E dentro em pouco − somente eu,
ninguém mais, pôde falar do que é capaz um grande amor − estava rico outra vez.
Novo automóvel? Dela. Viagem à volta do mundo? Teve. Joias? Colares? Todo dia. Festas?
Jantares? Boates? Uma eu construí exclusivamente para ela e seus amigos. Três
semanas depois, entediada, me dizia:
− Pode fechar a boate.
E eu fechei.
Abri e fechei em vão. Como em vão fora
tudo. Era tédio e ceticismo. Certa noite, alucinado, eu a levava de automóvel
por uma estrada maravilhosa.
− Você quer a lua?
Ela sorriu.
− Não. Mate aquele homem.
A luz clara do luar, caminhava um
pobre vulto à nossa frente, cem metros além. Pisei o acelerador. Teve a duração
de um relâmpago.
− Vamos ver se morreu − disse ela.
Voltamos.
Sim, valeu a pena. Ela foi minha.
Foi minha, afinal. E a vida se iluminou. Vivi alguns dias ou anos ou séculos −
até hoje não sei − na mais total felicidade. A natureza cantava, os pássaros
cantavam, o mar cantava, as ruas cantavam, as casas cantavam, cantavam os
homens anônimos nas ruas. Até que ela começou a não acreditar outra vez. E eu
voltei a dobrar-me a seus pés. E a suplicar, a pedir, como um doido. Desci a
todos os extremos. Ate cantei boleros. Inutilmente. Foi quando, depois de novos
boleros e joias, ela me pediu outra vida. Apressei o carro − o luar era lindo −
e tive-a novamente em meus braços. E daí por diante esse foi o preço. A sorte
me ajudava de maneira espantosa no jogo. Do produto de uma noitada ofereci-lhe
um colar de um milhão. Ela olhou o colar, abandonou-o displicente no sofá.
− Eu quero é sangue.
Levantei-me, com a chave do automóvel na mão.
− A tiro − disse ela.
Voei para casa, apanhei o revólver, ela ao meu lado.
− Eu quero ver.
Viu.
Tive-a de novo.
Passou tempo, depois disso.
Confesso, agora, confesso
humildemente, que o amor também passou. Não sei como. Não sei quando. Foi de
repente, foi aos poucos, não sei. Acabou. Hoje eu mato, mato quando ela me
pede, quase por constrangimento, por hábito talvez. Porque ela pede. Talvez
para não desapontá-la. Talvez para não me desapontar. Talvez querendo
iludir-me. Talvez por displicência, por preguiça mental, preguiça de reagir.

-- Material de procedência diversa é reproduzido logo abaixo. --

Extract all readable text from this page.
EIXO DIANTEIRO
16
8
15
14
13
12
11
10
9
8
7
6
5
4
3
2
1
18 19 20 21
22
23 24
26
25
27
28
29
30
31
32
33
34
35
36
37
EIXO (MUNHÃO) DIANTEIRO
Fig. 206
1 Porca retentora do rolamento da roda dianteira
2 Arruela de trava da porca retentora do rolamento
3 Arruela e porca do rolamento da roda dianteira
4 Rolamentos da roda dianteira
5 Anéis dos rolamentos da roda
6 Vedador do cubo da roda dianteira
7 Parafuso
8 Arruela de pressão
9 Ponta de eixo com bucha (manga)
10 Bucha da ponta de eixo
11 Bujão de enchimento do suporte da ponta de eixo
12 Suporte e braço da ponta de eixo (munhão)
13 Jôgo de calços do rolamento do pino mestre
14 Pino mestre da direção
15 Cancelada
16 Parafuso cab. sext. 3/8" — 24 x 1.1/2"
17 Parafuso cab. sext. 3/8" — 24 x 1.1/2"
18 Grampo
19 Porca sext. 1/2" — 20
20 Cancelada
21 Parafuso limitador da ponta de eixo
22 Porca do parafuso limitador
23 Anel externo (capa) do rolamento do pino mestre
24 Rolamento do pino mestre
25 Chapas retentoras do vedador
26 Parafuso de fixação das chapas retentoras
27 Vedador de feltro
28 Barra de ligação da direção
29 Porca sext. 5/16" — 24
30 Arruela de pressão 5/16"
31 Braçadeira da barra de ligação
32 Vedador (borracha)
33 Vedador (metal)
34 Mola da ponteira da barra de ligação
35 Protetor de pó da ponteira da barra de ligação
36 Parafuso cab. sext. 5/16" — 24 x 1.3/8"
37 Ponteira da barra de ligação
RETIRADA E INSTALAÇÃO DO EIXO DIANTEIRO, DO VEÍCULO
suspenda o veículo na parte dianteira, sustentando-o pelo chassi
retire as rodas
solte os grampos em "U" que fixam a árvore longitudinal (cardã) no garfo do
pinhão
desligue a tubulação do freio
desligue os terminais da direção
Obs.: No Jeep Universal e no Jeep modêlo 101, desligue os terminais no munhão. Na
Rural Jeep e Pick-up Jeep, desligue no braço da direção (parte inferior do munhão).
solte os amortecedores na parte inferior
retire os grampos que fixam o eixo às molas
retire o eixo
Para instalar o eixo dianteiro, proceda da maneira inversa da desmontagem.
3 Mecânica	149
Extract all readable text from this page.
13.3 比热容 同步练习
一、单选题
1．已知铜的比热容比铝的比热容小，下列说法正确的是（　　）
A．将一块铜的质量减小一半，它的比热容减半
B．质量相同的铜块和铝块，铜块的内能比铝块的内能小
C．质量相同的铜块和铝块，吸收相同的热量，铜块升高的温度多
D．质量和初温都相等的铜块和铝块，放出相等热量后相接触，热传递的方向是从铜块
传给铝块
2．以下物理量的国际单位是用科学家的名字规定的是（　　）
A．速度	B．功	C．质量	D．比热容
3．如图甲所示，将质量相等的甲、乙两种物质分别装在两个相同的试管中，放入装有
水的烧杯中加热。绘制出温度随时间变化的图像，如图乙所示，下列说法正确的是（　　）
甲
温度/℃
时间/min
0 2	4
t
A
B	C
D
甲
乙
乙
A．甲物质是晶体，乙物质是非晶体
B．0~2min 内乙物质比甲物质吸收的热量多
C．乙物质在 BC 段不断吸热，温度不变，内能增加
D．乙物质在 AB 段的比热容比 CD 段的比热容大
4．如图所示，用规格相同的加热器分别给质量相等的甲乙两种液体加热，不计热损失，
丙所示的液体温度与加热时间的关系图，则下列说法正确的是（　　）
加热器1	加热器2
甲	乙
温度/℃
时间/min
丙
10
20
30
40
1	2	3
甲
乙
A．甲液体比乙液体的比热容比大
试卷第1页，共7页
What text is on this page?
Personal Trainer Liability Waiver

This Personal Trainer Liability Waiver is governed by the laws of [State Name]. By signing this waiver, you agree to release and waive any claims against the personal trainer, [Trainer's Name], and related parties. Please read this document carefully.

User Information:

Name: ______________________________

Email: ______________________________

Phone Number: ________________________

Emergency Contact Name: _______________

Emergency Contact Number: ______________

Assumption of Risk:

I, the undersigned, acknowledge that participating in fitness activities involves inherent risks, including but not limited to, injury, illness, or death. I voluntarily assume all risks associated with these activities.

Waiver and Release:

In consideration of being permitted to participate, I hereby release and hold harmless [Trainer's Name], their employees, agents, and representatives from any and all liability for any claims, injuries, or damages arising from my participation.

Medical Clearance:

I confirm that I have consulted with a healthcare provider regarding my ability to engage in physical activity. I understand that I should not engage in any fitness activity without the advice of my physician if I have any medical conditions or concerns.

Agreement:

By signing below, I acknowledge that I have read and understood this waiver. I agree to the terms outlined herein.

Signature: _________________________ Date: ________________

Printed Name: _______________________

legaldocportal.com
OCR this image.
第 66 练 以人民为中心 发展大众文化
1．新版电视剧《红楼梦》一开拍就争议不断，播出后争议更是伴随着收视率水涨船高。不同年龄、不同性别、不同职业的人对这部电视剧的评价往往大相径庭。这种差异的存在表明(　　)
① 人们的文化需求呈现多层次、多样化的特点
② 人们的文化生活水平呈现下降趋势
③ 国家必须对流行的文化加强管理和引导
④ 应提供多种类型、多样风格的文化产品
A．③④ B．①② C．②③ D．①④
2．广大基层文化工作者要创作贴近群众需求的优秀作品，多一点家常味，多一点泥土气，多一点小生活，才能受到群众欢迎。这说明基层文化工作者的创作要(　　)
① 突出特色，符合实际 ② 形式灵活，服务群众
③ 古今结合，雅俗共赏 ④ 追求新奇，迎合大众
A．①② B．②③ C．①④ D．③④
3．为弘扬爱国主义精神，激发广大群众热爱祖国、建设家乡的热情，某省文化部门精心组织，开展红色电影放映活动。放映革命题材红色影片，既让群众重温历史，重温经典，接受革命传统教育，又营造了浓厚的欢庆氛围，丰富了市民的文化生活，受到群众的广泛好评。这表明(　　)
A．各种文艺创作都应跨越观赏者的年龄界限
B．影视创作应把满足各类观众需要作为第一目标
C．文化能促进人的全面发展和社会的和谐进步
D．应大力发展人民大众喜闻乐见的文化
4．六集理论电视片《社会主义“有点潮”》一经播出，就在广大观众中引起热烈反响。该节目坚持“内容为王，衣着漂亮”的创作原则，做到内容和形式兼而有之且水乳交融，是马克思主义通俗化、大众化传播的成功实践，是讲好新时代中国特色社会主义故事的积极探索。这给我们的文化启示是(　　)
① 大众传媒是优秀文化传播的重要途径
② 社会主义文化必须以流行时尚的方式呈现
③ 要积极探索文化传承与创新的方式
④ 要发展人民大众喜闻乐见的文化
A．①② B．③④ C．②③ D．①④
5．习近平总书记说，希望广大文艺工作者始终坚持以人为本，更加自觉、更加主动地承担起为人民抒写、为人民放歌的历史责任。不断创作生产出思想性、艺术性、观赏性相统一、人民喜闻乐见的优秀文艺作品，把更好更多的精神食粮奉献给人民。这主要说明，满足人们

Mato sem vontade, mato sem paixão, quase uma questão de rotina. Pediu, eu mato.
Adquiri o hábito de obedecer. Ficou em mim, entrou no meu sangue, esse
automatismo. Uma joia? Eu compro. Um carro? Eu dou. Um homem? Eu mato. Eu não
tenho é meio de recusar. Não me interessa mais, não quero mais, mas faço. Faço,
obedeço. Negar não sei.
O pior é que, pelo jeito, ela anda querendo que eu me
apresente à polícia…
(De “25 Contos
Brasileiros”, Especial literatura – Revista Status)
*Orígenes Lessa (Lençóis Paulista, 12 de julho
de 1903
− Rio de Janeiro, 13 de julho
de 1986)
foi um jornalista,
contista,
novelista,
romancista
e ensaísta
brasileiro,
e imortal da Academia
Brasileira de Letras.
Tudo se resolveria se tivesse amor próprio!